21 A patrzajcie, gdy córki Sylo wynijdą gromadą do tańca; tam wyszedłszy z winnic, porwij każdy z was sobie żonę z córek Sylo, a potem idźcie do ziemi Benjamin.
Wenn ihr dann die Mädchen von Silo herauskommen seht, um Reigentänze aufzuführen, so brecht aus den Weinbergen hervor und erhascht euch ein jeder sein Weib aus den Mädchen von Silo und kehrt mit ihr ins Land Benjamin zurück.
22 A gdy przyjdą ojcowie ich, albo bracia ich skarżyć się przed nami, tedy im rzeczemy: Zmiłujcie się nad nimi dla nas; bośmy nie wzięli dla każdego z nich żony na wojnie, a wyście im ich też nie dali; przetoż nie jesteście winni.
Wenn dann ihre Väter oder Brüder kommen, um sich bei uns (über euch) zu beschweren, so wollen wir zu ihnen sagen: ›Vergönnt sie ihnen um unsertwillen! [Denn wir haben durch den Krieg (gegen Jabes) nicht für jeden eine Frau gewonnen.] Nicht ihr habt sie ihnen ja gegeben; denn in diesem Fall würdet ihr als schuldig dastehen.‹«
23 Tedy uczynili tak synowie Benjamin, i nabrali żon według liczby swojej z onych co tańcowały, które porwawszy odeszli, i wrócili się do dziedzictwa swego, a pobudowawszy miasta mieszkali w nich.

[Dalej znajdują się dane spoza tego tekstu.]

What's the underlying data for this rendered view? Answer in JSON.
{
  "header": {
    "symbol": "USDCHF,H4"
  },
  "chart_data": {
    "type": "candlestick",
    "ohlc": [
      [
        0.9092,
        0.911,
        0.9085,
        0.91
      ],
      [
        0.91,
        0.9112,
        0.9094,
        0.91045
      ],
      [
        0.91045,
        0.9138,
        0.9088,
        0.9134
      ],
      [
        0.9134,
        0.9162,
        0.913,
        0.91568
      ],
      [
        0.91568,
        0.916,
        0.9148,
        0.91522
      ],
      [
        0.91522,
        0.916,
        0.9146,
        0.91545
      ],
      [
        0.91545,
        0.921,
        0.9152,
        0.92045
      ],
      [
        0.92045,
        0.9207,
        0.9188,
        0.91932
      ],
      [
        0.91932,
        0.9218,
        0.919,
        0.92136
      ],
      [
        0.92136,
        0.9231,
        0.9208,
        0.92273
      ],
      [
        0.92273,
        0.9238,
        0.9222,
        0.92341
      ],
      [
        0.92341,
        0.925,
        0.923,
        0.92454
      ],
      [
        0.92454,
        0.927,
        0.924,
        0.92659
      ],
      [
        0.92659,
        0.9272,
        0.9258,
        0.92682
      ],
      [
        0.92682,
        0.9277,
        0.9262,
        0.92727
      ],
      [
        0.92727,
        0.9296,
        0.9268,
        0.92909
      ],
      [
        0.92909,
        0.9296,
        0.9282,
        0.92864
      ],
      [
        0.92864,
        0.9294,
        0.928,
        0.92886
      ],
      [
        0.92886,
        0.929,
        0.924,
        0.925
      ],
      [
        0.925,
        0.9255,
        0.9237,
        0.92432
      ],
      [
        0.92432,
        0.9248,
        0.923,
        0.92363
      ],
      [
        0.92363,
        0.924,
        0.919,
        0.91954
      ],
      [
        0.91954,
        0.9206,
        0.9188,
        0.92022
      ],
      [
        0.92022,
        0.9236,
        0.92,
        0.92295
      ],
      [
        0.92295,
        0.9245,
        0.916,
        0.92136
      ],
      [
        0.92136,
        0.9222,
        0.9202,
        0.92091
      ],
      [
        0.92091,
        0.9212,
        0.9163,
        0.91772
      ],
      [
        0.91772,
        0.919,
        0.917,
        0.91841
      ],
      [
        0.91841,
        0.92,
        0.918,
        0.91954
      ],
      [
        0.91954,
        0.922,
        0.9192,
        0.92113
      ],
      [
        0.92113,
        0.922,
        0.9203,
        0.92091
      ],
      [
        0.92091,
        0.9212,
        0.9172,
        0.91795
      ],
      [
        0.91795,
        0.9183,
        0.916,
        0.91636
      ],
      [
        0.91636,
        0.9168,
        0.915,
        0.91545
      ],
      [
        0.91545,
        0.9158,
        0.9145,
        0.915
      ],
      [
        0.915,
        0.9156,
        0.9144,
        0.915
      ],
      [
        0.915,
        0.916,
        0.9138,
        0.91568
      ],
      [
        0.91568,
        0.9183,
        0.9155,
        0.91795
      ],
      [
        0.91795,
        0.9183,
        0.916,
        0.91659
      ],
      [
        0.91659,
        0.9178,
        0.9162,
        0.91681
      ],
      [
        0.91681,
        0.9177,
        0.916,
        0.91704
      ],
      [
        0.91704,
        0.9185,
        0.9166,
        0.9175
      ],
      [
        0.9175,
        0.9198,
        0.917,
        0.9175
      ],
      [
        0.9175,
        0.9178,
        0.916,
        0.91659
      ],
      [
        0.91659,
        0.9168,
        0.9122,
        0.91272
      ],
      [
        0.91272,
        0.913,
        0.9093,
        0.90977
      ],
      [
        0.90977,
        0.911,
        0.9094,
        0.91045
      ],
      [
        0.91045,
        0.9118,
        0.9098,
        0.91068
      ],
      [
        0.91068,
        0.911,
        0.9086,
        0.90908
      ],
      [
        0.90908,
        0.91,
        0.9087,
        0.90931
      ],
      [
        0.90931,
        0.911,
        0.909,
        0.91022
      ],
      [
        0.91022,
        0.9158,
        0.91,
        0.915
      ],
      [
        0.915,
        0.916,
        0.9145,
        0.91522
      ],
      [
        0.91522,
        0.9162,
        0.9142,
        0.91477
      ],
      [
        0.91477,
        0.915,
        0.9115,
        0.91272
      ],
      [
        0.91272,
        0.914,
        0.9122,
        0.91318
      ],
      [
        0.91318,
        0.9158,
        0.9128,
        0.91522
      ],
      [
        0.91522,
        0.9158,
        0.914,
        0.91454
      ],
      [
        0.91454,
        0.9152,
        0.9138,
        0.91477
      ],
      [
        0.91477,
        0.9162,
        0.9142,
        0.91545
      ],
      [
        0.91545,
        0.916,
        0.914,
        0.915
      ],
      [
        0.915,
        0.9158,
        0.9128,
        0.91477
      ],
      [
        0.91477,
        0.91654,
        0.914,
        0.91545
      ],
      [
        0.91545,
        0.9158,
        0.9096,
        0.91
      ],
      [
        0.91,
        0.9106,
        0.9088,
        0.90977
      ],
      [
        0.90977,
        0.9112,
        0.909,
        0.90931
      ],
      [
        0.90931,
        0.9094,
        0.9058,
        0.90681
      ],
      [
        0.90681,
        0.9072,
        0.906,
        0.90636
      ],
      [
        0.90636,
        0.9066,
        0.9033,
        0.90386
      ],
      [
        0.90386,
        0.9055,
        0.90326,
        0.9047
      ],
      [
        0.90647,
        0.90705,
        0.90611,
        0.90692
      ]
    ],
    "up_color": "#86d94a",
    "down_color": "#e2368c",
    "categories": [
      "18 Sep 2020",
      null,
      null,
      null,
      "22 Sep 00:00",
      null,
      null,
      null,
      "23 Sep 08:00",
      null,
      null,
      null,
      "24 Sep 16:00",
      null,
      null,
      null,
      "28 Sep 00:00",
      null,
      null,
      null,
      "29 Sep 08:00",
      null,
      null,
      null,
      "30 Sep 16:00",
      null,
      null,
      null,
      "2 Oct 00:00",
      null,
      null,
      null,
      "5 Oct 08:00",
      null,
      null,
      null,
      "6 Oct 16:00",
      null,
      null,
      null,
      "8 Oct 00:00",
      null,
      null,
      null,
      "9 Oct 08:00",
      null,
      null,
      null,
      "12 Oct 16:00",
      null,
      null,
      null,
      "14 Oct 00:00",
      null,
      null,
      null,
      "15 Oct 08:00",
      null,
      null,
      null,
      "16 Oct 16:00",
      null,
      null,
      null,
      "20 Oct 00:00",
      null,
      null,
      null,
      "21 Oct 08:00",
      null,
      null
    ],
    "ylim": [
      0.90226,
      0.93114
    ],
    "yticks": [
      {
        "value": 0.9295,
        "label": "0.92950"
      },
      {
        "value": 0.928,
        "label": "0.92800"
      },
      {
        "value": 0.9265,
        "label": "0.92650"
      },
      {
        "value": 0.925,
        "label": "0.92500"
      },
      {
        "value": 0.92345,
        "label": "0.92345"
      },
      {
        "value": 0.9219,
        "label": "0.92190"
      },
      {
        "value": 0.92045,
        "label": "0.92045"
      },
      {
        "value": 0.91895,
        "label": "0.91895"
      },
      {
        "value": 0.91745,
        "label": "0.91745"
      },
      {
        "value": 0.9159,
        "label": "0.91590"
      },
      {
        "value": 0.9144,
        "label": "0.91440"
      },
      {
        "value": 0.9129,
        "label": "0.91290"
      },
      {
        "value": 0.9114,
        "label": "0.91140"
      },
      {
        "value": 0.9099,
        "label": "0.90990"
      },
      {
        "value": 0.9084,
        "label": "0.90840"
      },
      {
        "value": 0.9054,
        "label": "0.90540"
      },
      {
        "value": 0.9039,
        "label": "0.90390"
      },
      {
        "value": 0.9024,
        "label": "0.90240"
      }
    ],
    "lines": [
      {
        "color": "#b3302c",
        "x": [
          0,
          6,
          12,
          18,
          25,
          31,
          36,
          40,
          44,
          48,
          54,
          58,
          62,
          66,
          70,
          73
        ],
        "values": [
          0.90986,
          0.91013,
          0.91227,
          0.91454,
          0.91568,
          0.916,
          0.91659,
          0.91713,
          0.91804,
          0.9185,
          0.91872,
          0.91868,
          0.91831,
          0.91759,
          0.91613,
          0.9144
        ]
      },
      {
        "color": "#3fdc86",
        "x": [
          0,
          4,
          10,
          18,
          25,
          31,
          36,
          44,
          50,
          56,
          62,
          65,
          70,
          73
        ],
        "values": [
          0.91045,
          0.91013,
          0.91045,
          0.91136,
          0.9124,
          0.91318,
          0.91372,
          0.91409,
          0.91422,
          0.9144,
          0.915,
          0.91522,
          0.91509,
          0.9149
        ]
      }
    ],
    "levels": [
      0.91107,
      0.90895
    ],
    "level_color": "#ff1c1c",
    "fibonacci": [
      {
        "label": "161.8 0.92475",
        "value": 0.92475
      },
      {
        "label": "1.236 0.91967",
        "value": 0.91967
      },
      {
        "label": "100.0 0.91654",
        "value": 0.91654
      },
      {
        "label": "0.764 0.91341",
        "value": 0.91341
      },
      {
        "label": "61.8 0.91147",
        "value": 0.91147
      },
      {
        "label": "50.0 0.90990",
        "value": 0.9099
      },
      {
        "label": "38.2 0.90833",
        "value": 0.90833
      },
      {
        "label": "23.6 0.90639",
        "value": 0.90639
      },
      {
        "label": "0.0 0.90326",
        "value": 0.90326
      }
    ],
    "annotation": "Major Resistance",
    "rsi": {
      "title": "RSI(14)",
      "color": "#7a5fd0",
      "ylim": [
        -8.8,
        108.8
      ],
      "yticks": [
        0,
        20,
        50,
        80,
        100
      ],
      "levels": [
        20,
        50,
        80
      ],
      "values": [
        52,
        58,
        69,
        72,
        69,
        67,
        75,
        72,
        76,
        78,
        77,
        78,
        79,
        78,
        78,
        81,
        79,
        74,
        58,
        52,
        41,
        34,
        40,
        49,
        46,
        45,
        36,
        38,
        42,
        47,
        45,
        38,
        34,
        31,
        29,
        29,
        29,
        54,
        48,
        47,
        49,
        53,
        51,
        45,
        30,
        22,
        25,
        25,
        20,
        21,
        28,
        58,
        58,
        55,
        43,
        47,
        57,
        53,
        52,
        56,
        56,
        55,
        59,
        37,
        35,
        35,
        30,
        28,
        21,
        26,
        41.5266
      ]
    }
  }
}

Die Benjaminiten befolgten die Weisung: sie holten sich die erforderliche Zahl von Frauen aus den tanzenden Mädchen, die sie raubten, kehrten dann in ihren Erbbesitz zurück, bauten die Ortschaften wieder auf und ließen sich darin nieder.
24 A tak rozeszli się stamtąd synowie Izraelscy onego czasu, każdy do pokolenia swego i do domu swego, a szedł stamtąd każdy do dziedzictwa swego.
Nunmehr zogen auch die Israeliten von dort heim, ein jeder in seinen Stamm und zu seinem Geschlecht, und begaben sich von dort weg, ein jeder in seinen Erbbesitz.
25 W one dni nie było króla w Izraelu; każdy, co mu się dobrego zdało to czynił.
Zu jener Zeit gab es noch keinen König in Israel; jeder tat, was ihm gut dünkte.